= Gurney's Bank =

Bank formerly based in Norwich, England

Gurney's bank was a family-run bank founded by members of the Gurney family in 1770 and headquartered in Norwich, England. It merged into Barclays Bank in 1896.

==History==
The bank was founded in 1770 by John and Henry Gurney, sons of John Gurney (1688–1741), who passed the business to Henry's son, Bartlett Gurney, in 1777. The bank was founded in what is now known as Bank Plain (formerly Redwell Street). The Quaker Gurneys were renowned for their honesty, reliability, and fair dealings — so people entrusted them their money for safe keeping. About 1777, Alderman Poole, a wine merchant, sold Bartlett Gurney premises near to the red well, and Gurney installed safes for bullion. A junior clerk slept on the trapdoor to the vaults to safeguard the valuables. The bank issued its own notes. A bull mastiff (complete with brass collar) stood on guard inside the doors at the Bank Plain premises, and there was always a blunderbuss at the ready.

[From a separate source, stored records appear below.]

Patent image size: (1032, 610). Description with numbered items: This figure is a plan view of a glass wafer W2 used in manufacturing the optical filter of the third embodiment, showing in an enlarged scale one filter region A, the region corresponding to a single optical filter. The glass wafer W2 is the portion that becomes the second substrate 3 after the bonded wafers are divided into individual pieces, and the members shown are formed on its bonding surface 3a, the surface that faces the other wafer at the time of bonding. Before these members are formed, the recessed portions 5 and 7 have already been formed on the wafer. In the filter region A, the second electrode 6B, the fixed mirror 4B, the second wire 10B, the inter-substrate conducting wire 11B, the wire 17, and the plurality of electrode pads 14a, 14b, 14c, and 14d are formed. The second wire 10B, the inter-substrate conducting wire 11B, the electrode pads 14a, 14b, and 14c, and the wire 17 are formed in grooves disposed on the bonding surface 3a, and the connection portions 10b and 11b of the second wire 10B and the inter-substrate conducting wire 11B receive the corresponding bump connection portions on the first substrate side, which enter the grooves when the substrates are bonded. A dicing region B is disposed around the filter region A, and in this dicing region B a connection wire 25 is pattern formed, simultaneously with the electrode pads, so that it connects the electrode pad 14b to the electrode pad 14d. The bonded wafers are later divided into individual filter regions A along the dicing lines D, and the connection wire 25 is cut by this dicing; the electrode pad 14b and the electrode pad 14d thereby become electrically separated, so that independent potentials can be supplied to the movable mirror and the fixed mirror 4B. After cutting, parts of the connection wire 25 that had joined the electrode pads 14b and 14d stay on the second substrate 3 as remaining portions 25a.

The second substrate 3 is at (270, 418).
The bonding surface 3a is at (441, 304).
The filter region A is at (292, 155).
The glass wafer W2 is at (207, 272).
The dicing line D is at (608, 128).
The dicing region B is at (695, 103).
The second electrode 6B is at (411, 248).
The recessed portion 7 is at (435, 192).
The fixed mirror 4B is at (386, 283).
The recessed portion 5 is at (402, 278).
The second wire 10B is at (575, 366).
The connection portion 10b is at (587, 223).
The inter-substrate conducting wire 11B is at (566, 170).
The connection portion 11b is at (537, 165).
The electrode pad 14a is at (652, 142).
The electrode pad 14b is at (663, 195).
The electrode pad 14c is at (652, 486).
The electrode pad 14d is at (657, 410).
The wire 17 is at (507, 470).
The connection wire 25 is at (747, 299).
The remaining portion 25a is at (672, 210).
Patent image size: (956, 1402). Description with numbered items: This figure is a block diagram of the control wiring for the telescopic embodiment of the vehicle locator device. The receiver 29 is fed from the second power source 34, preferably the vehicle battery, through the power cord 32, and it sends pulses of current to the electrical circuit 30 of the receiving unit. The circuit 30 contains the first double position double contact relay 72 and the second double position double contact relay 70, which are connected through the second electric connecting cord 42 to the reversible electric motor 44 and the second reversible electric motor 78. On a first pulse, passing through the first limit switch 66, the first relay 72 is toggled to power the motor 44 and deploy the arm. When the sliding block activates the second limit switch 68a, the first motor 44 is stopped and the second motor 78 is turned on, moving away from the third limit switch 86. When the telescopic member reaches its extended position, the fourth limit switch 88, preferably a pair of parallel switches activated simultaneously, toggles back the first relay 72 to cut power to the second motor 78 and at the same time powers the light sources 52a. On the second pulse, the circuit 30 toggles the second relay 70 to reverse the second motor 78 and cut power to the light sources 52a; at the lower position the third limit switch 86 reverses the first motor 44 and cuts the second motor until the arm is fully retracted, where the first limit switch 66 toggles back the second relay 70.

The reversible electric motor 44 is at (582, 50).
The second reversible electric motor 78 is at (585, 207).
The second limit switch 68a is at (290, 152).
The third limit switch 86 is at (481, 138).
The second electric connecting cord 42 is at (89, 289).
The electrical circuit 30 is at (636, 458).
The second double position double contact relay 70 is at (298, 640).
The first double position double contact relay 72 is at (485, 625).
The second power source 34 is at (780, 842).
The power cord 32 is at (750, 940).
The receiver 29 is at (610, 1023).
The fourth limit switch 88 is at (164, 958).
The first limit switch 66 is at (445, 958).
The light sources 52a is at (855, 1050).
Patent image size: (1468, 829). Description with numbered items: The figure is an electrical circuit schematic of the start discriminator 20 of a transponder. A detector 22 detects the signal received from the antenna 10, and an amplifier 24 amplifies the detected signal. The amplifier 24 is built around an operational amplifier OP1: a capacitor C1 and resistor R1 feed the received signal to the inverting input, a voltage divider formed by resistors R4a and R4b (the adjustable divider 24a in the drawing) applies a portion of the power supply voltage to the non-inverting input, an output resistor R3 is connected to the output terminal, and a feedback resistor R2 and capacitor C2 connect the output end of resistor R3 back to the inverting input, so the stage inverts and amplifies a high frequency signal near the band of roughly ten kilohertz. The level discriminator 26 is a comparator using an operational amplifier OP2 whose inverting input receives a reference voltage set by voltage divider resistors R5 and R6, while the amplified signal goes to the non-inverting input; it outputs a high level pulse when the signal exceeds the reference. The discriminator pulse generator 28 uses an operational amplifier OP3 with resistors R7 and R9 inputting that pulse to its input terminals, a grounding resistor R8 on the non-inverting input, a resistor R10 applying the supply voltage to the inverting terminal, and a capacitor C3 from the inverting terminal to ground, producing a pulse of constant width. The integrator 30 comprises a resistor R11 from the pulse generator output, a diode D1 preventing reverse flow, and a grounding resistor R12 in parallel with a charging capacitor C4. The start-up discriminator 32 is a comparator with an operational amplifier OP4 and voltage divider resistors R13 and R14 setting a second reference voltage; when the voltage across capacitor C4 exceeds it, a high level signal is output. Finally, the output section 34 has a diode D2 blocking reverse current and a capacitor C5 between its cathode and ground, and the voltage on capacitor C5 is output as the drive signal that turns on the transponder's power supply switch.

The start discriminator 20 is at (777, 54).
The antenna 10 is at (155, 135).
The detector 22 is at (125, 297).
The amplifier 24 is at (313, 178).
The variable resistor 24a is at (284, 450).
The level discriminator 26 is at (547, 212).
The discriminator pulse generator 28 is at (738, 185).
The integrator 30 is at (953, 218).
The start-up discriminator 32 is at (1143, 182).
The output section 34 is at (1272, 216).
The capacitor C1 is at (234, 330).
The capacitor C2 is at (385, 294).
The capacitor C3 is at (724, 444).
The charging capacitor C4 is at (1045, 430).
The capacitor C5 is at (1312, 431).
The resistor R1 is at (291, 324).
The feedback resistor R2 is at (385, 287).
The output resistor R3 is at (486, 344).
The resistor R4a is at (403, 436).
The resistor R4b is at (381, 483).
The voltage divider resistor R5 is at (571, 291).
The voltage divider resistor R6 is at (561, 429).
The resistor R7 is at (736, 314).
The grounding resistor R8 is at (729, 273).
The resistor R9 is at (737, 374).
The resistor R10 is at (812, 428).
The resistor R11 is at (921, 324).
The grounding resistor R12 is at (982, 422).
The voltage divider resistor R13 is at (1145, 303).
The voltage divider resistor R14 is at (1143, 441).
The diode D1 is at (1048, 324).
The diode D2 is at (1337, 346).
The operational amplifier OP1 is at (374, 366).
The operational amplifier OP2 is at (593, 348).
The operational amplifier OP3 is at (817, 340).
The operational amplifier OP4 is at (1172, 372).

Bartlett Gurney died in 1802, without a male heir, in Norwich. He was succeeded in control of the bank by his cousins, including John Gurney, whose children included the banker Samuel Gurney. On his father's death in 1809, Samuel Gurney assumed the control of the Norwich bank. About the same time, he also took over the control of the London billbroking business of Richardson, Overend & Company, in which he was already a partner. The title of the firm was subsequently changed to Overend, Gurney and Company, and for forty years it was the greatest discounting house in the world. Samuel Gurney died in 1856.

In 1865, the business of Overend, Gurney & Company, which had come under less competent control, went public as a joint stock company, but in 1866 the firm suspended payment with liabilities amounting to £11,000,000 Sterling. The failure of that bank ruined a number of the Gurneys, as well as numerous investors. The Norwich bank, however, escaped significant damage to its business and reputation from the collapse of the cousins' business. The Times stated, shortly after the suspension: "It is understood that the suspension of Overend, Gurney & Co will not in the slightest degree compromise Gurney's Bank of Norwich. That establishment recently passed into the hands of new partners, whose resources are beyond all question".

The Gurney family was known for its wealth; in Gilbert and Sullivan's 1875 comic opera Trial by Jury, a character describes his accumulation of wealth until he "became as rich as the Gurneys".

In 1896, Gurney's Bank merged with Backhouse's Bank of Darlington and Barclays Bank of London and several other provincial banks, controlled by Quaker families, to form what is now Barclays Bank.